The Diamond Vault

The Diamond Vault started out in the wholesale diamond industry and expanded its operation to sell diamonds and diamond jewelry directly to the public with wholesale pricing while never neglecting a focus on providing outstanding customer service. We are direct diamond importers and also provide an array of services that include custom design, jewelry repair, watch repair and appraisal services.
7119 E. Shea Blvd. Suite 104 Scottsdale, AZ
Phone: 480-948-8444

Diamond Carat Weight Guide

What is a Carat?

A carat is a unit of weight that equates to exaclty 200 milligrams. Carats are the principal unit of measurement that is used to weigh gems. The word is derived from the Greek word keration, meaning carob beans. In ancient times the carob beans were thought to be of uniform weight and were used used to weigh various goods including precious gems. Asian markets have used rice grains to weigh gems and there are some jewelers who still refer to a once carat diamond as a "four grainer" as it was believed that four grains of rice roughly equalled the weight of a single carat. Using the metric system the industry refers to 0.01 of a carat as a "point", so for example a 0.50 Ct. diamond would be referred to as a 50 point diamond or a "50 pointer".

Does Carat Weight Determine Size?

While it is certainly true that the carat weight of a diamond has a significant impact on its size, its carat weight does not tell the full tale of the diamond's perceived size. Since the diamond is a three-dimensional object, the distribution of the diamond's weight has a large impact on the diamond's perceived size. In round diamonds for instance, two diamonds of equal weight can face-up showing a 0.20-0.30 Ct. difference from the counter-part deeper option. In some fancy shapes such as the pear or marquise, the depth of the and length-to-width ratio of the diamonds can cause two equal weight diamonds to appear over 1.0 carat different in appearance. To understand how large the diamond appears always look at its millimeter dimensions.

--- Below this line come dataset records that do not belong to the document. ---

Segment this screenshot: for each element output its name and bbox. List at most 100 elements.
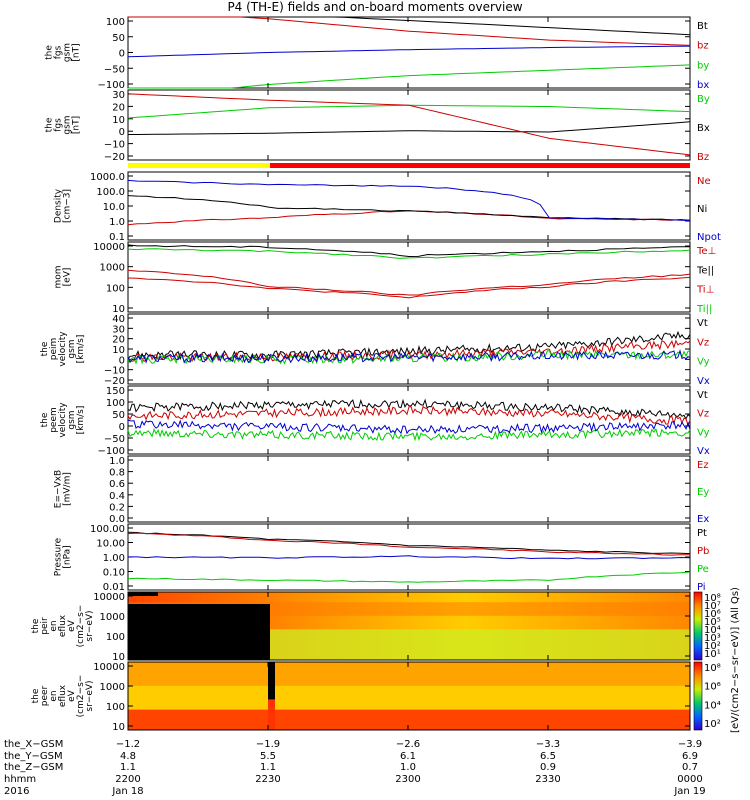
ytick-label: 10000 (93, 592, 125, 603)
ytick-label: −100 (98, 80, 125, 91)
ytick-label: −20 (104, 376, 125, 387)
colorbar-tick-label: 10¹ (704, 649, 721, 660)
legend-Npot: Npot (697, 232, 721, 243)
ylabel-line: eflux (58, 614, 68, 637)
series-Te⊥ (127, 269, 691, 296)
legend-Vz: Vz (697, 409, 709, 420)
panel-frame (127, 241, 691, 313)
xaxis-row-label: the_X−GSM (4, 739, 63, 750)
ylabel-line: en (49, 620, 59, 631)
xaxis-value: 1.1 (120, 762, 136, 773)
ylabel-line: Pressure (54, 537, 64, 576)
ytick-label: 100 (106, 283, 125, 294)
panel-pressure: 100.00 10.00 1.00 0.10 0.01 Pressure [nPa] Pt Pb… (54, 523, 709, 593)
ytick-label: 50 (112, 33, 125, 44)
legend-Vx: Vx (697, 446, 710, 457)
ytick-label: 1.00 (103, 553, 125, 564)
xaxis-value: 0000 (677, 774, 702, 785)
colorbar (693, 661, 703, 731)
legend-Ez: Ez (697, 460, 709, 471)
xaxis-value: 1.0 (400, 762, 416, 773)
legend-By: By (697, 94, 710, 105)
ylabel-line: peem (49, 407, 59, 433)
ytick-label: 100 (106, 702, 125, 713)
ytick-label: 0.6 (109, 479, 125, 490)
ytick-label: 10 (112, 652, 125, 663)
ylabel-line: sr−eV) (85, 680, 95, 711)
series-Ti⊥ (127, 276, 691, 299)
colorbar-tick-label: 10⁷ (704, 601, 721, 612)
ytick-label: 100 (106, 632, 125, 643)
ylabel-line: fgs (54, 118, 64, 132)
colorbar-tick-label: 10⁴ (704, 700, 721, 711)
ytick-label: 10 (112, 115, 125, 126)
spectrogram-high-band (128, 662, 690, 686)
colorbar (693, 591, 703, 661)
legend-Ti||: Ti|| (696, 304, 712, 315)
series-Bx (128, 121, 691, 135)
xaxis-row-label: hhmm (4, 774, 36, 785)
ylabel-line: gsm (67, 410, 77, 429)
legend-Vx: Vx (697, 376, 710, 387)
panel-efield: 1.00.80.60.40.20.0 E=−VxB [mV/m] Ez Ey Ex (54, 455, 709, 525)
series-Pt (127, 531, 691, 555)
panel-density: 1000.0 100.0 10.0 1.0 0.1 Density [cm−3] Ne Ni Np… (54, 171, 721, 243)
ylabel-line: mom (54, 265, 64, 288)
ylabel-line: E=−VxB (54, 470, 64, 508)
ytick-label: 0 (119, 49, 125, 60)
ytick-label: 0 (119, 422, 125, 433)
ylabel-line: Density (54, 188, 64, 223)
ytick-label: 30 (112, 324, 125, 335)
panel-frame (127, 89, 691, 161)
ylabel-line: peir (40, 617, 50, 635)
legend-Ni: Ni (697, 204, 707, 215)
colorbar-tick-label: 10⁶ (704, 682, 721, 693)
ylabel-line: the (31, 688, 41, 703)
ytick-label: 150 (106, 386, 125, 397)
ytick-label: 100 (106, 398, 125, 409)
series-Pi (128, 555, 691, 560)
series-bz (128, 16, 691, 46)
xaxis-value: 5.5 (260, 751, 276, 762)
ytick-label: 0 (119, 127, 125, 138)
ytick-label: 0.4 (109, 491, 125, 502)
spectrogram-gap (268, 662, 275, 730)
xaxis-row-label: 2016 (4, 786, 29, 797)
xaxis-value: 6.1 (400, 751, 416, 762)
legend-bx: bx (697, 80, 709, 91)
page-title: P4 (TH-E) fields and on-board moments ov… (227, 0, 523, 14)
ytick-label: 10000 (93, 242, 125, 253)
series-Vt (127, 398, 691, 421)
ytick-label: 1000 (100, 263, 125, 274)
xaxis-value: 2300 (395, 774, 420, 785)
series-Vz (127, 405, 691, 427)
ylabel-line: [nT] (72, 43, 82, 61)
panel-temperature: 10000 1000 100 10 mom [eV] Te⊥ Te|| Ti⊥ Ti|| (54, 241, 716, 315)
ytick-label: 1000 (100, 612, 125, 623)
panel-frame-fill (128, 17, 690, 88)
spectrogram-low-band (128, 709, 690, 730)
series-bx (127, 45, 691, 58)
legend-Vt: Vt (697, 390, 708, 401)
legend-Pe: Pe (697, 564, 709, 575)
ylabel-line: en (49, 690, 59, 701)
series-Ti|| (127, 248, 691, 259)
ytick-label: 0.01 (103, 582, 125, 593)
series-Pe (127, 571, 691, 583)
ytick-label: 10 (112, 304, 125, 315)
panel-frame-fill (128, 90, 690, 160)
xaxis-value: Jan 18 (111, 786, 143, 797)
ytick-label: −50 (104, 64, 125, 75)
xaxis-value: 0.7 (682, 762, 698, 773)
ytick-label: −10 (104, 366, 125, 377)
legend-Pb: Pb (697, 546, 709, 557)
legend-by: by (697, 60, 709, 71)
ytick-label: 1.0 (109, 456, 125, 467)
ytick-label: 0.10 (103, 568, 125, 579)
legend-Vt: Vt (697, 318, 708, 329)
xaxis-value: 2330 (535, 774, 560, 785)
xaxis-value: 4.8 (120, 751, 136, 762)
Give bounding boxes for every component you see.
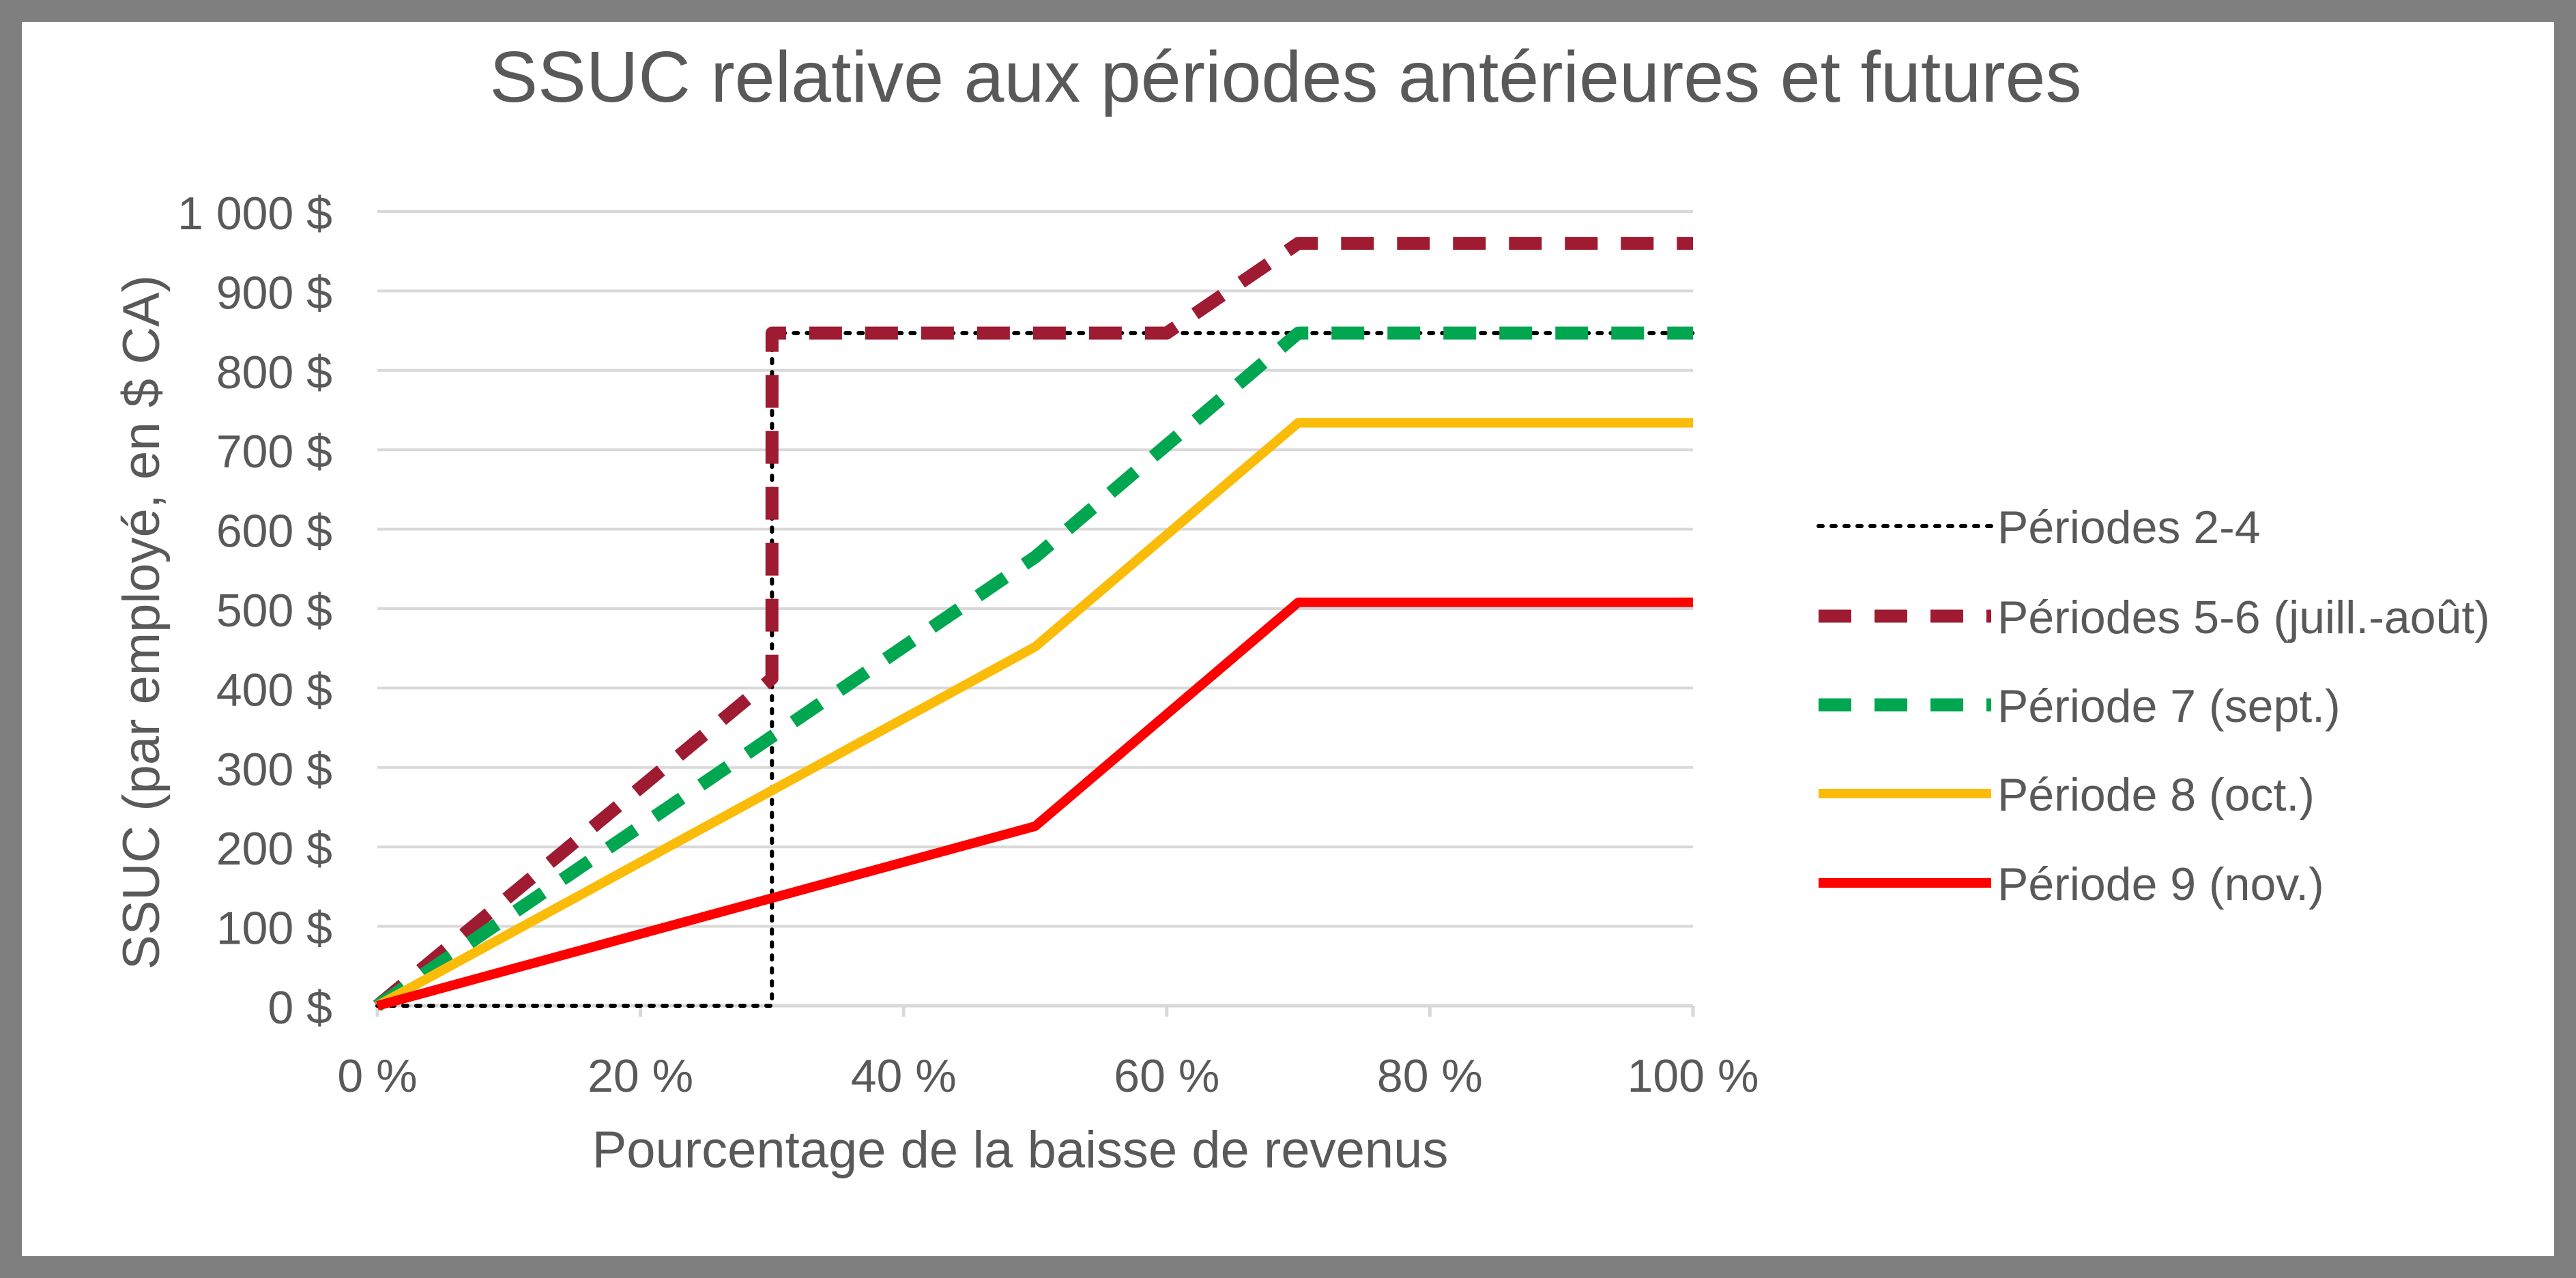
legend: Périodes 2-4 Périodes 5-6 (juill.-août) Pé… bbox=[1817, 502, 2490, 910]
x-tick-label: 40 % bbox=[851, 1050, 957, 1102]
x-tick-label: 100 % bbox=[1627, 1050, 1759, 1102]
x-tick-labels: 0 % 20 % 40 % 60 % 80 % 100 % bbox=[337, 1050, 1759, 1102]
legend-label-4: Période 8 (oct.) bbox=[1997, 769, 2315, 821]
series-line-2 bbox=[373, 237, 1693, 1011]
y-tick-label: 500 $ bbox=[216, 585, 332, 637]
chart-svg: SSUC relative aux périodes antérieures e… bbox=[113, 37, 2490, 1179]
y-tick-label: 100 $ bbox=[216, 903, 332, 955]
y-tick-labels: 0 $ 100 $ 200 $ 300 $ 400 $ 500 $ 600 $ 700 $ 80… bbox=[177, 188, 332, 1034]
series-lines bbox=[373, 237, 1695, 1011]
grid-lines bbox=[377, 210, 1693, 928]
legend-label-5: Période 9 (nov.) bbox=[1997, 858, 2324, 910]
chart-title: SSUC relative aux périodes antérieures e… bbox=[489, 37, 2081, 117]
x-tick-label: 20 % bbox=[588, 1050, 693, 1102]
y-tick-label: 1 000 $ bbox=[177, 188, 332, 239]
series-line-5 bbox=[376, 597, 1693, 1011]
legend-label-3: Période 7 (sept.) bbox=[1997, 680, 2341, 732]
y-tick-label: 200 $ bbox=[216, 823, 332, 875]
y-tick-label: 400 $ bbox=[216, 664, 332, 716]
y-tick-label: 600 $ bbox=[216, 506, 332, 557]
y-tick-label: 800 $ bbox=[216, 347, 332, 398]
y-tick-label: 900 $ bbox=[216, 267, 332, 319]
y-tick-label: 300 $ bbox=[216, 744, 332, 796]
legend-label-1: Périodes 2-4 bbox=[1997, 502, 2261, 553]
series-line-3 bbox=[373, 326, 1693, 1011]
x-axis-label: Pourcentage de la baisse de revenus bbox=[592, 1121, 1449, 1179]
y-tick-label: 0 $ bbox=[267, 982, 332, 1034]
x-tick-label: 60 % bbox=[1114, 1050, 1219, 1102]
series-line-1 bbox=[375, 331, 1695, 1008]
legend-label-2: Périodes 5-6 (juill.-août) bbox=[1997, 592, 2490, 643]
x-tick-label: 80 % bbox=[1377, 1050, 1483, 1102]
y-tick-label: 700 $ bbox=[216, 426, 332, 478]
y-axis-label: SSUC (par employé, en $ CA) bbox=[113, 275, 171, 970]
chart-frame: SSUC relative aux périodes antérieures e… bbox=[22, 22, 2554, 1256]
x-tick-label: 0 % bbox=[337, 1050, 417, 1102]
series-line-4 bbox=[375, 418, 1693, 1011]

Some lower carat weight diamonds with high grade cuts look significantlylarger than high carat diamonds with low grade cuts. Diamonds with higher cut grades will reflect the maximum amount of light and exhibit the greatest fire and brilliance. This sparkle and light-intensity resulting from a well-cut diamond can cause the diamond to appear larger than it is. There are some diamonds will lower cut grades that have long and deep pavillions that cause light to not be returned properly when it leaks out the bottom of the deep pavillion. This effect causes the diamond to appear less brilliant and muted. These long-pavillioned deeper diamonds will appear smaller when compared to well cut diamonds of equal weight.

Carat Weight and Price

Diamonds prices increases exponentially as their carat weight is increased. It is exponentially more difficult to find rough diamond in nature that can be used to cut a finished diamond that is larger and of equal color and clarity when compared to a smaller weight diamond. One the most important principles that governs the increased price of diamonds as the weight increases, is that diamonds increase exponentially in price but in the form of a step-function. The tool that is used to establish the price of diamonds in the wholesale markets is called the Rapaport Diamond Report. The report establishes pricing tables for diamonds where every new carat weight table brings with it a significantly higher price for the same quality of diamond. For instance, the Rapaport Diamond Report predicts that a 1.00-1.49 Ct. round diamond that is of H color and SI1 clarity will run 29.8% less than a 1.50-1.99 Ct. round diamond of the same quality. Knowing the step-function nature of the pricing will enable the prospective customer to specifically track down a diamond that is 1.25-1.49 Ct. where the diamond spreads larger than the straight 1.00 Ct. but prices 29.8% less than the 1.50 Ct. diamond.

Choosing a Carat Weight

Buying a diamond involves thinking through a series of trade-offs. Some people value size more than color, and others value clarity more than either size or color. We find that he most important things to consider are personal taste, setting, budget, and finger size.

  • Personal Taste: Decide what trade-offs you want and which of the 4C's you value most.
  • Setting: Longer shaped diamonds such as pears and marquise diamonds can create larger appearances as the eyes of its admirers are drawn to the length of the diamond. A high-pronged setting or a slender ring can also create a very large appearance for the diamond. The sharp tipped shapes such as princess cuts, pears, and marquise diamonds, will often require a v-tipped prong to protect its corner that will make the diamond appear larger as the prong "frames" the appearance of the diamond in a more dramatic weigh than it does in other shapes.
  • Budget: Everyone has a budget and shopping for diamond many times involves maximizing your carat weight relative to that budget. Other times you can seek out a diamond that looks larger because of its cut quality, thereby enabling you to perhaps invest more in its color and clarity while reducing its actual carat weight.
  • Finger Size: The finger is the backdrop to the ring and its center diamond. A woman with slender, thin fingers will make a ring and the diamond that is on it appear larger than a woman whose finger size is larger.